People Claiming The Owl House & LGBTQ+ Characters Are Inappropriate for Kids’ Shows Are Just Homophobic
Recently, the animated Disney series The Owl House made history as the first Disney cartoon to feature a canon bisexual protagonist, with 14-year-old Dominican-American Luz Noceda. This development was mostly received as positive news, as the show now joins the likes of revolutionary shows like Netflix’s She–Ra and the Princesses of Power and Cartoon Network’s Steven Universe in showcasing all-ages queer representation.
However, with the good comes the bad and the ugly, as seen in the comments on certain websites and predictable reaction of One Million Moms, a far-right Christian fundamentalist organization that has created a petition, in their words, “urging Disney Channel to cancel this dangerous show, ‘The Owl House,’ immediately.”
Many of the negative reactions attempt to hide their bigotry behind the idea that LGBTQ+ content is inherently inappropriate for children’s shows—that young characters (such as those as Luz’s age, and therefore the children watching her in real life) are too young to identity as queer, and that shows are pushing orientation onto kids before they’re ready.
To which I kindly say grow the hell up.
Queer kids aren’t new. Queer identity doesn’t suddenly spring up in adulthood the moment we are old enough to enter college (though college is known as a convenient space to explore one’s sexuality/gender identity). Likewise, budding romance for young characters in kids’ shows isn’t new.

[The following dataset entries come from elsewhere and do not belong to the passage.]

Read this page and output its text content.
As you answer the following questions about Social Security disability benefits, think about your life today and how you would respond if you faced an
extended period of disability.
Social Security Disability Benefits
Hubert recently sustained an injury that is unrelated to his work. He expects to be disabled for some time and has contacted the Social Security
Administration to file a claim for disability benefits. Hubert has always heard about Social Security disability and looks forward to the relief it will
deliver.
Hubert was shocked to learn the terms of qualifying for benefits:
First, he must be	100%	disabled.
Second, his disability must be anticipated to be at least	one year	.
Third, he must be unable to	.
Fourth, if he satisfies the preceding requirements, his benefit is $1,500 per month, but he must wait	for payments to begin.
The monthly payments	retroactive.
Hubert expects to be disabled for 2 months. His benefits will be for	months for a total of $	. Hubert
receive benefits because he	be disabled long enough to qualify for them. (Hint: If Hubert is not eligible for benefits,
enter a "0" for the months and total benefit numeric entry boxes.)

Take, for instance, Disney’s other famous portrayals of shipping. In the show Star vs. the Forces of Evil, also at Disney, titular protagonist Star Butterfly is seen in two prominent relationships throughout the series—one with her on-and-off again demon ex-boyfriend Tom Lucitor and another with best friend/love interest Marco Diaz. Throughout the series, the relationships with these two characters takes prominent positions, in which Star is seen expressing romantic attraction in kissing, holding hands, dancing, and the like.
However, the reaction to this was not nearly as hostile as the reaction to that show’s thirty-ninth episode “Just Friends,” in which a two-second kiss between two unnamed male characters prompted banning in certain countries after airing. Clearly, those who are upset, no matter what they claim, aren’t objecting over the age-appropriateness of romance—only to queerness itself.
The idea that certain characters are “too young” to know they are LGBTQ+ while the same isn’t said about knowing they’re straight, or that queer romance is inherently “inappropriate” for young children while heterosexual romance is not, is fundamentally and undeniably rooted in homophobia and the over-sexualization of queer kids.
Just look to Nickelodeon’s The Legend of Korra, in which the titular protagonist had a recurring relationship with her then-boyfriend Mako, involving kissing (and lots of drama), only to receive criticism after just holding hands with her current girlfriend, Asami Sato (though the comics touch more on their relationship in beautiful detail). Within The Owl House, Luz has not yet entered a relationship, and has only held hands and *gasp* danced with female love-interest Amity Blight, so to those who see this as “overly mature,” please take your Victorian sensibilities elsewhere.
The fact is that when cartoon characters are seen as straight or in straight-presenting relationships (because, let’s be honest, Star’s reaction in this scene clearly indicates that this character is anything but straight), it poses no threat because it conforms to society’s heteronormative notions of straightness as the default. Children and young adults who cast doubt on this idea, who express the possibility of not being straight/ cisgender/etc., are constantly doubted and told “it’s just a phase,” belittling their sense of self and identity.
But here’s the thing: most kids have a much clearer understanding of who they are than the adults around them, who claim they do. I was fifteen when I started getting inklings that I wasn’t as straight as everyone thought I was, just one year older than Luz. Having had more LGBTQ+ representation at that age wouldn’t have made me “gayer,” but instead would have taught me and other kids that it was OK to be who I was, who we were—that being attracted to the same gender, to more than one gender, or maybe no gender at all, was not a bad thing.
Contrary to illogical opinion, queer media doesn’t create queer kids. Instead, Queer media validates queer identity and allows kids to have a greater sense of self-awareness when it comes to their orientation and gender identity in ways that cishet kids are validated in from birth.
Kids like Luz and the kid that I was (and still feel, inside, that I am sometimes) deserve all-ages queer representation so that we can have representation of positive and healthy relationships, as well as assurance that who we are is completely natural and real.
In the words of Bicon and Owl House creator Dana Terrace: “Be gay do witchcraft.”